The 2027 Notes are being offered in a private offering to qualified institutional buyers in the U.S. pursuant to Rule 144A under the Securities Act of 1933, as amended (the "Securities Act"), and to certain persons outside of the U.S. pursuant to Regulation S under the Securities Act. The 2027 Notes will not be registered under the Securities Act, or the securities laws of any state, and may not be offered or sold in the U.S. without registration or an applicable exemption from the registration requirements.  Completion of the offering is subject to market and other conditions.

This press release does not constitute an offer to sell or the solicitation of an offer to buy the 2027 Notes, nor shall it constitute an offer, solicitation or sale in any jurisdiction in which such offer, solicitation or sale is unlawful. This press release does not constitute a notice of redemption with respect to the 2022 Notes to be redeemed with the net proceeds of the offering.

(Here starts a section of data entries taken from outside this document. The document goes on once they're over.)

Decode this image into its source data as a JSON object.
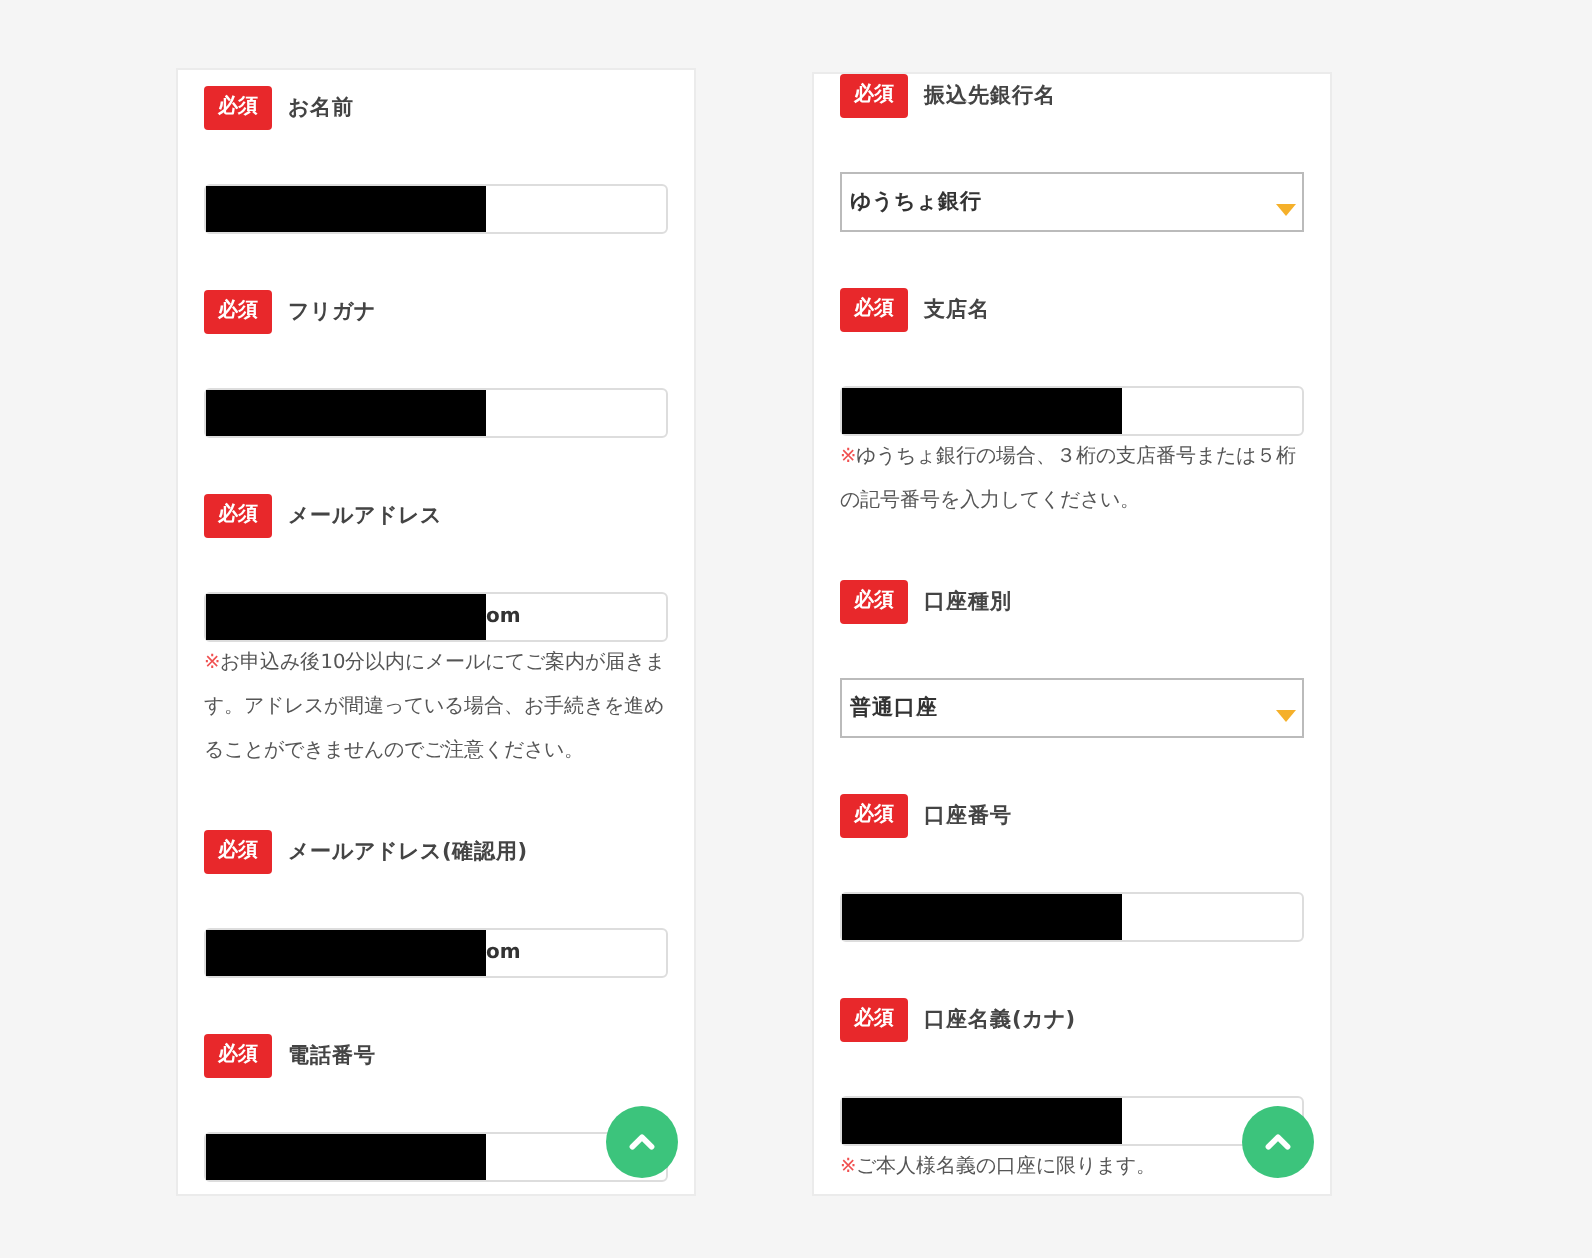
{
  "panels": [
    {
      "fields": [
        {
          "badge": "必須",
          "label": "お名前",
          "kind": "text",
          "redacted": true
        },
        {
          "badge": "必須",
          "label": "フリガナ",
          "kind": "text",
          "redacted": true
        },
        {
          "badge": "必須",
          "label": "メールアドレス",
          "kind": "text",
          "redacted": true,
          "value": "om",
          "note_mark": "※",
          "note": "お申込み後10分以内にメールにてご案内が届きます。アドレスが間違っている場合、お手続きを進めることができませんのでご注意ください。"
        },
        {
          "badge": "必須",
          "label": "メールアドレス(確認用)",
          "kind": "text",
          "redacted": true,
          "value": "om"
        },
        {
          "badge": "必須",
          "label": "電話番号",
          "kind": "text",
          "redacted": true
        }
      ]
    },
    {
      "fields": [
        {
          "badge": "必須",
          "label": "振込先銀行名",
          "kind": "select",
          "value": "ゆうちょ銀行"
        },
        {
          "badge": "必須",
          "label": "支店名",
          "kind": "text",
          "redacted": true,
          "note_mark": "※",
          "note": "ゆうちょ銀行の場合、３桁の支店番号または５桁の記号番号を入力してください。"
        },
        {
          "badge": "必須",
          "label": "口座種別",
          "kind": "select",
          "value": "普通口座"
        },
        {
          "badge": "必須",
          "label": "口座番号",
          "kind": "text",
          "redacted": true
        },
        {
          "badge": "必須",
          "label": "口座名義(カナ)",
          "kind": "text",
          "redacted": true,
          "note_mark": "※",
          "note": "ご本人様名義の口座に限ります。"
        }
      ]
    }
  ]
}
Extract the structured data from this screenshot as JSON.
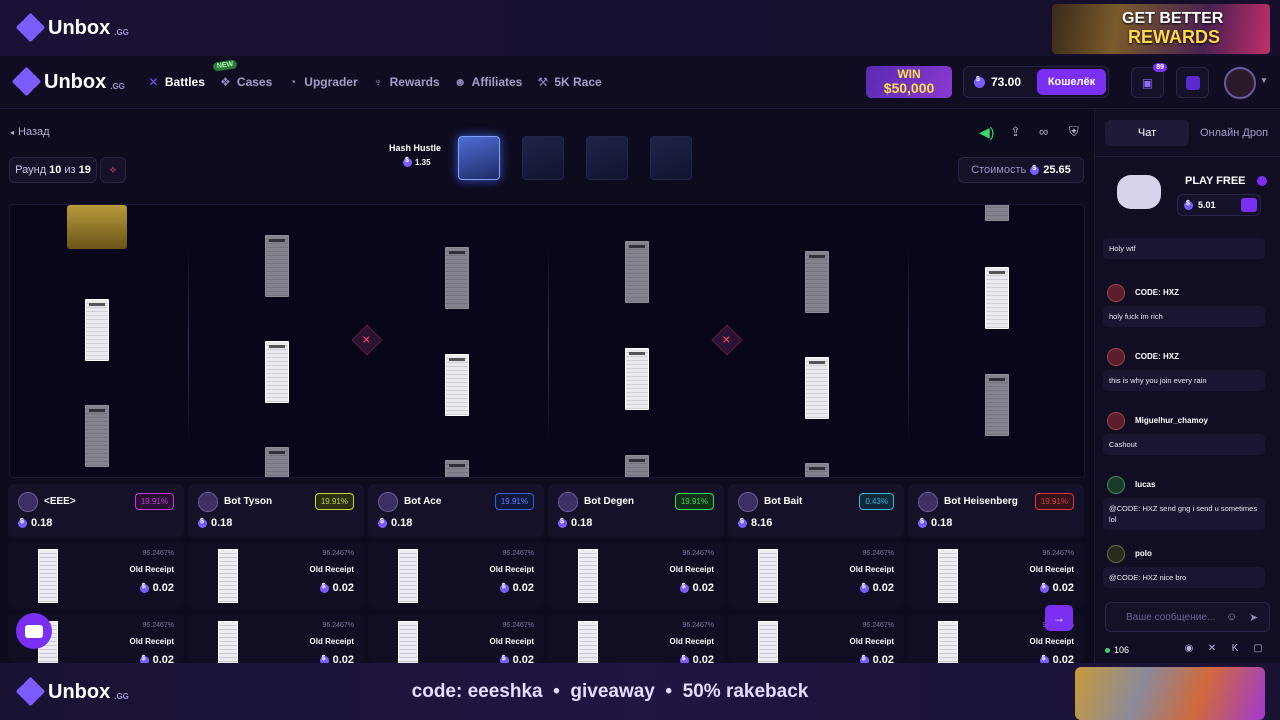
{
  "top_banner": {
    "logo_text": "Unbox",
    "logo_suffix": ".GG",
    "promo_line1": "GET BETTER",
    "promo_line2": "REWARDS"
  },
  "nav": {
    "logo_text": "Unbox",
    "logo_suffix": ".GG",
    "items": [
      {
        "label": "Battles",
        "icon": "swords-icon",
        "active": true
      },
      {
        "label": "Cases",
        "icon": "cases-icon",
        "badge": "NEW"
      },
      {
        "label": "Upgrader",
        "icon": "upgrader-icon"
      },
      {
        "label": "Rewards",
        "icon": "trophy-icon"
      },
      {
        "label": "Affiliates",
        "icon": "users-icon"
      },
      {
        "label": "5K Race",
        "icon": "race-icon"
      }
    ],
    "win_line1": "WIN",
    "win_line2": "$50,000",
    "balance": "73.00",
    "wallet_label": "Кошелёк",
    "cart_count": "89"
  },
  "battle": {
    "back_label": "Назад",
    "round_label": "Раунд",
    "round_current": "10",
    "round_of": "из",
    "round_total": "19",
    "case_name": "Hash Hustle",
    "case_price": "1.35",
    "cost_label": "Стоимость",
    "cost_value": "25.65"
  },
  "players": [
    {
      "name": "<EEE>",
      "pct": "19.91%",
      "value": "0.18",
      "pct_color": "#c23ad6"
    },
    {
      "name": "Bot Tyson",
      "pct": "19.91%",
      "value": "0.18",
      "pct_color": "#c9d63a"
    },
    {
      "name": "Bot Ace",
      "pct": "19.91%",
      "value": "0.18",
      "pct_color": "#3a5ad6"
    },
    {
      "name": "Bot Degen",
      "pct": "19.91%",
      "value": "0.18",
      "pct_color": "#3ad65a"
    },
    {
      "name": "Bot Bait",
      "pct": "0.43%",
      "value": "8.16",
      "pct_color": "#3ab8d6"
    },
    {
      "name": "Bot Heisenberg",
      "pct": "19.91%",
      "value": "0.18",
      "pct_color": "#d63a4a"
    }
  ],
  "item_row": {
    "odds": "96.2467%",
    "name": "Old Receipt",
    "price": "0.02"
  },
  "chat": {
    "tab_chat": "Чат",
    "tab_drops": "Онлайн Дроп",
    "play_free_label": "PLAY FREE",
    "play_free_value": "5.01",
    "messages": [
      {
        "user": "",
        "text": "Holy wtf"
      },
      {
        "user": "CODE: HXZ",
        "text": "holy fuck im rich"
      },
      {
        "user": "CODE: HXZ",
        "text": "this is why you join every rain"
      },
      {
        "user": "Miguelhur_chamoy",
        "text": "Cashout"
      },
      {
        "user": "lucas",
        "text": "@CODE: HXZ send gng i send u sometimes lol"
      },
      {
        "user": "polo",
        "text": "@CODE: HXZ nice bro"
      }
    ],
    "input_placeholder": "Ваше сообщение...",
    "online_count": "106"
  },
  "bottom_banner": {
    "logo_text": "Unbox",
    "logo_suffix": ".GG",
    "promo_text": "code: eeeshka  •  giveaway  •  50% rakeback"
  }
}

There can be no assurances that the conditions precedent to the redemption of the 2022 Notes will be satisfied or that the redemption of the 2022 Notes will occur.

About PVH Corp.
With a history going back over 135 years, PVH has excelled at growing brands and businesses with rich American heritages, becoming one of the largest apparel companies in the world. We have over 35,000 associates operating in over 40 countries and over $8 billion in annual revenues. We own the iconic CALVIN KLEIN, TOMMY HILFIGER, Van Heusen, IZOD, ARROW, Speedo*, Warner's and Olga brands, as well as the digital-centric True & Co. intimates brand, and market a variety of goods under these and other nationally and internationally known owned and licensed brands.

*The Speedo brand is licensed for North America and the Caribbean in perpetuity from Speedo International Limited.

SAFE HARBOR STATEMENT UNDER THE PRIVATE SECURITIES LITIGATION REFORM ACT OF 1995: Forward-looking statements in this press release, including, without limitation, statements relating to its plans, strategies, objectives, expectations and intentions are made pursuant to the safe harbor provisions of the Private Securities Litigation Reform Act of 1995. Investors are cautioned that such forward-looking statements are inherently subject to risks and uncertainties, many of which cannot be predicted with accuracy, and some of which might not be anticipated, including, without limitation, the following: (i) the Company's plans, strategies, objectives, expectations and intentions are subject to change at any time at the discretion of the Company; (ii) the Company may now, or after the completion of the offering which is the subject of this release, be considered to be highly leveraged, and will have to use a significant portion of its cash flows to service such indebtedness, as a result of which the Company might not have sufficient funds to operate its businesses in the manner it intends or has operated in the past; (iii) the Company may be unable or unwilling to complete the offering that is the subject of this release due to market or other conditions; and (iv) other risks and uncertainties indicated from time to time in the Company's filings with the Securities and Exchange Commission.
 
The Company does not undertake any obligation to update publicly any forward-looking statement, whether as a result of the receipt of new information, future events or otherwise.